Bristol-Myers Squibb said Thursday it agreed to acquire pharma rival Celgene in a deal valued at $74 billion that would expand its portfolio of cancer drugs.
Celgene’s products include cancer blockbusters Revlimid, which generated $8.19 billion in 2017 sales, and Thalomid. Together, Celgene and Bristol-Myers could become the fourth largest pharmaceutical firm in the U.S., making nine products with global sales of more than $1 billion each.
Under the terms of the deal, Celgene shareholders would receive one share of Bristol-Myers stock and $50 in cash for each share, valued at $102.43 per share, or a 53.7% premium to Celgene’s closing price on Wednesday.
“Together with Celgene, we are creating an innovative biopharma leader, with leading franchises and a deep and broad pipeline that will drive sustainable growth and deliver new options for patients across a range of serious diseases,” Bristol-Myers CEO Giovanni Caforio said in a news release.
“As a combined entity, we will enhance our leadership positions across our portfolio, including in cancer and immunology and inflammation,” he added.
But investors reacted negatively to news of the deal, driving Bristol-Myers’ stock down more than 15% to $44.50 in trading Thursday.

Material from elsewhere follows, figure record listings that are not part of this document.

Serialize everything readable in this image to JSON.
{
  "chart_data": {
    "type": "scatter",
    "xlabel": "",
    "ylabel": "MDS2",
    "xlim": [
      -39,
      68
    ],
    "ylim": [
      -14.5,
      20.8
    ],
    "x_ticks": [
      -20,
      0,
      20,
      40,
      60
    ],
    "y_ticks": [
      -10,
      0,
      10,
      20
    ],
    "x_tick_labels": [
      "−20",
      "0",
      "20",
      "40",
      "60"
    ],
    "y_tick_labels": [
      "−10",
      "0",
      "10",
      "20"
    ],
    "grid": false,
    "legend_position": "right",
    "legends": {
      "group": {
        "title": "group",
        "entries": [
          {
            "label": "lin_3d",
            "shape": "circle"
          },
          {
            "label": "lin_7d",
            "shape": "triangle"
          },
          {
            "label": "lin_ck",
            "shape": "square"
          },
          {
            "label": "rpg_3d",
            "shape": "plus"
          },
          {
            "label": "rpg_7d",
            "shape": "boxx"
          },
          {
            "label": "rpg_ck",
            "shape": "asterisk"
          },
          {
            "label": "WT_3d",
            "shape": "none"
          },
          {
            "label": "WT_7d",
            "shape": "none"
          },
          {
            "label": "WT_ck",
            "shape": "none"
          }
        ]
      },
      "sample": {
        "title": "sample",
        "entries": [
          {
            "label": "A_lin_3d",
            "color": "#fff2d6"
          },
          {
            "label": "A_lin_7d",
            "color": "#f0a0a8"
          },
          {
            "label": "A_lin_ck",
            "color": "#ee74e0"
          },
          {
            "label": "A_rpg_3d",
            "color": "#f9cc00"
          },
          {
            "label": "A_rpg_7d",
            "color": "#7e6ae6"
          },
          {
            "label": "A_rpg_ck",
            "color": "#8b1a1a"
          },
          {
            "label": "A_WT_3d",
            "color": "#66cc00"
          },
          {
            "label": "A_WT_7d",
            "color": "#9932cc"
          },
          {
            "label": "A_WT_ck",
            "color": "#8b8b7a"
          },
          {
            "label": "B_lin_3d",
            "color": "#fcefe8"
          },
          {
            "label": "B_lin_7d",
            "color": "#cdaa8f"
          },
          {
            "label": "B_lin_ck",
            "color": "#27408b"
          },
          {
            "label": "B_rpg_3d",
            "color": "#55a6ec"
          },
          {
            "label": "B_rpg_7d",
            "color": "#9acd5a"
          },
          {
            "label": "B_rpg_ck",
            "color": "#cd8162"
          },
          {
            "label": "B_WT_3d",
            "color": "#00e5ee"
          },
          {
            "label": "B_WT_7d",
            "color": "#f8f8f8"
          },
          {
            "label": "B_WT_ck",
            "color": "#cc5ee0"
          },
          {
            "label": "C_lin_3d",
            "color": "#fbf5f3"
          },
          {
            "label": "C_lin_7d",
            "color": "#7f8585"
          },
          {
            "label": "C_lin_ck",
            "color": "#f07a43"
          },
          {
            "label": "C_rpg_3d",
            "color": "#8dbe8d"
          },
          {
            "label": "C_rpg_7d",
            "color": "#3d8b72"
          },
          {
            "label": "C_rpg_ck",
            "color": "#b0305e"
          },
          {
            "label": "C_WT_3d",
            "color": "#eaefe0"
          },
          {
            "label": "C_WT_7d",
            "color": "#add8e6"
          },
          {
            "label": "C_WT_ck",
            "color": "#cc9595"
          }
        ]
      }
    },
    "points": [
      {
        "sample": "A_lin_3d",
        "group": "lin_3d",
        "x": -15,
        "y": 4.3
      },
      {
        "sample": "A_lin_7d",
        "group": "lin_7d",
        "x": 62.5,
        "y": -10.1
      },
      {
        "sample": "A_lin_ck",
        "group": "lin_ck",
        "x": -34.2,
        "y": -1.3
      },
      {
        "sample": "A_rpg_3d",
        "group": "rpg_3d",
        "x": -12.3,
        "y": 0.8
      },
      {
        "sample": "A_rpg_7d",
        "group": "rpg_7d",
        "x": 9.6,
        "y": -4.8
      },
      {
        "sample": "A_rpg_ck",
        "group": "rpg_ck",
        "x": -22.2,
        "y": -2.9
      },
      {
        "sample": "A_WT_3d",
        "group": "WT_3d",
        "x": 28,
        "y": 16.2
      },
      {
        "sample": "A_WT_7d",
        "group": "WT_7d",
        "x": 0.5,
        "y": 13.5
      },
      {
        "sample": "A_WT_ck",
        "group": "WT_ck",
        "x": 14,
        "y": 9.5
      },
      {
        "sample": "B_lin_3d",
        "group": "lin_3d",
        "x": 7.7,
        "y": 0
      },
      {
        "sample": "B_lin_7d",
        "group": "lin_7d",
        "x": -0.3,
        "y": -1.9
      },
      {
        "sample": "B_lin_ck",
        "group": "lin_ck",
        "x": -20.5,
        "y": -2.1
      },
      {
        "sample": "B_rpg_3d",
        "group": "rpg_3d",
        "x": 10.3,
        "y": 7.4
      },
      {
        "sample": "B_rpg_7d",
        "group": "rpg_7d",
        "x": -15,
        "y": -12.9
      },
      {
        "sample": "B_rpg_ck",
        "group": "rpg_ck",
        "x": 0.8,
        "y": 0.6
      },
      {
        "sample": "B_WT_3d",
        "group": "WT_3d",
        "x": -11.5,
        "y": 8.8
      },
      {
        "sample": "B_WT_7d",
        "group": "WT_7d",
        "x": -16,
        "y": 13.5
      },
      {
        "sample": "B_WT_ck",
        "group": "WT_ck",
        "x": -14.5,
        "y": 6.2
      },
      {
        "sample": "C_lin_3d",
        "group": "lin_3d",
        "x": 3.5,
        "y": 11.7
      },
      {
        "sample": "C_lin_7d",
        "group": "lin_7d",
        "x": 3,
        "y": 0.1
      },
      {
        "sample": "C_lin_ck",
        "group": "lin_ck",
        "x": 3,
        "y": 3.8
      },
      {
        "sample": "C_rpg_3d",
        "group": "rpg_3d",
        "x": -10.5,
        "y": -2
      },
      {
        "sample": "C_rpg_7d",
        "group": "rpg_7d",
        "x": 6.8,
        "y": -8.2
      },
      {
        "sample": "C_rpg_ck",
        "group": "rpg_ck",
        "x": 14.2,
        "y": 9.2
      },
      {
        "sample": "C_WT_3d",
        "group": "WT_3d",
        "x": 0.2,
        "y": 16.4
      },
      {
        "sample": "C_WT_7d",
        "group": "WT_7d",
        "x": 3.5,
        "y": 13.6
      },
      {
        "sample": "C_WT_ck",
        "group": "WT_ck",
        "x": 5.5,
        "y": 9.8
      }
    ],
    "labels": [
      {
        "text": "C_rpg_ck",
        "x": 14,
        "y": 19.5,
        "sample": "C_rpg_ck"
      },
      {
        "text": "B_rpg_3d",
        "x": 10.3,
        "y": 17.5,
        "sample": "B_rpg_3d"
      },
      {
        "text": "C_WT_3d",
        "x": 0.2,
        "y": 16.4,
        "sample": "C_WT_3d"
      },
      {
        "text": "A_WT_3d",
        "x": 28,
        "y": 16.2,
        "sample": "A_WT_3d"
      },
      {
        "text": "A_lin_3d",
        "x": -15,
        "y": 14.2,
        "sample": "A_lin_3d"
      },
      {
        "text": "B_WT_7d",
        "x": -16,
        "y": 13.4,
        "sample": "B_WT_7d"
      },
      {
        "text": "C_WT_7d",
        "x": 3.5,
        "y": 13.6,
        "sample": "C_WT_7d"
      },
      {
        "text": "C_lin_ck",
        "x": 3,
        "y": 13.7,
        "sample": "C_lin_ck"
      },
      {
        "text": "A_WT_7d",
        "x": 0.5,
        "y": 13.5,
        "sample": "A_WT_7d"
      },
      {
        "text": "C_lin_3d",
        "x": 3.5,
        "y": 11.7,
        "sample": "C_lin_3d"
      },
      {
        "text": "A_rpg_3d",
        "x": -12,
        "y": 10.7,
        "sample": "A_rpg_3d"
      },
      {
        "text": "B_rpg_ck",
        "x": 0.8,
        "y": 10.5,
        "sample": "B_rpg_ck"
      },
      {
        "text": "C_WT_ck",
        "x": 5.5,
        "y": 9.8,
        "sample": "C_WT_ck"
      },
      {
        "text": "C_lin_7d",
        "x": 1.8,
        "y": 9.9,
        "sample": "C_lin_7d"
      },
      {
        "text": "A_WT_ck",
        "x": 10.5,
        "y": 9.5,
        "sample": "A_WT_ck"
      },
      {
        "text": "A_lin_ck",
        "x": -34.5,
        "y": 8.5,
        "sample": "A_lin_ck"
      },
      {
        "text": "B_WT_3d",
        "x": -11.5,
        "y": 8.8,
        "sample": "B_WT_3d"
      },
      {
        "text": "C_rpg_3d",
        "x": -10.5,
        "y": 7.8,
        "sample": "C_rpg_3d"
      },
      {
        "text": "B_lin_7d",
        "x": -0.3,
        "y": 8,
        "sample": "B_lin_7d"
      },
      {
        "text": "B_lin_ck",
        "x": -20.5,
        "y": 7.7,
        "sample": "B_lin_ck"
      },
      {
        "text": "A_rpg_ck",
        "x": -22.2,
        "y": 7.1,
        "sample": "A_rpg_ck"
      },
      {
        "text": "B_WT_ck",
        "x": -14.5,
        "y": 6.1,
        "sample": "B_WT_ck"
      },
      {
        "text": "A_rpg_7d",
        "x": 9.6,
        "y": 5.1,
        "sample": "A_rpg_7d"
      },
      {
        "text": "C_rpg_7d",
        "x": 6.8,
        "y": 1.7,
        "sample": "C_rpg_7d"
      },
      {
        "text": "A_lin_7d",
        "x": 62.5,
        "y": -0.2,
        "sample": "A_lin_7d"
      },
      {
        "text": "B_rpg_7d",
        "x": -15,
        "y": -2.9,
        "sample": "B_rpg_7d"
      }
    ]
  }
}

Leerink analyst Geoffrey Porges suggested Bristol-Myers shareholders could reject the deal “if the Bristol price drop sticks.” If the share price remains near $44, the premium would fall to 41%, he said in a client note.
There may be other concerns for both companies, including, as CNN reports, looming patent expirations for Revlimid that could bring generic competition within four years. The Food and Drug Administration, moreover, has delayed its decision on Bristol-Myers’ application for approval of two of its cancer drugs, Opdivo and Yervoy.
Celgene beefed itself up recently by paying up to $7 billion for biotech firm Impact Biomedicines and $9 billion for Juno Therapeutics, a producer of blood cancer drugs in which it already held a nearly 10% stake.
But in 2018, “Celgene’s share price sank roughly 40 percent, in part because investors felt the company was relying too much on Revlimid, the drugmaker’s biggest seller,” The New York Times said.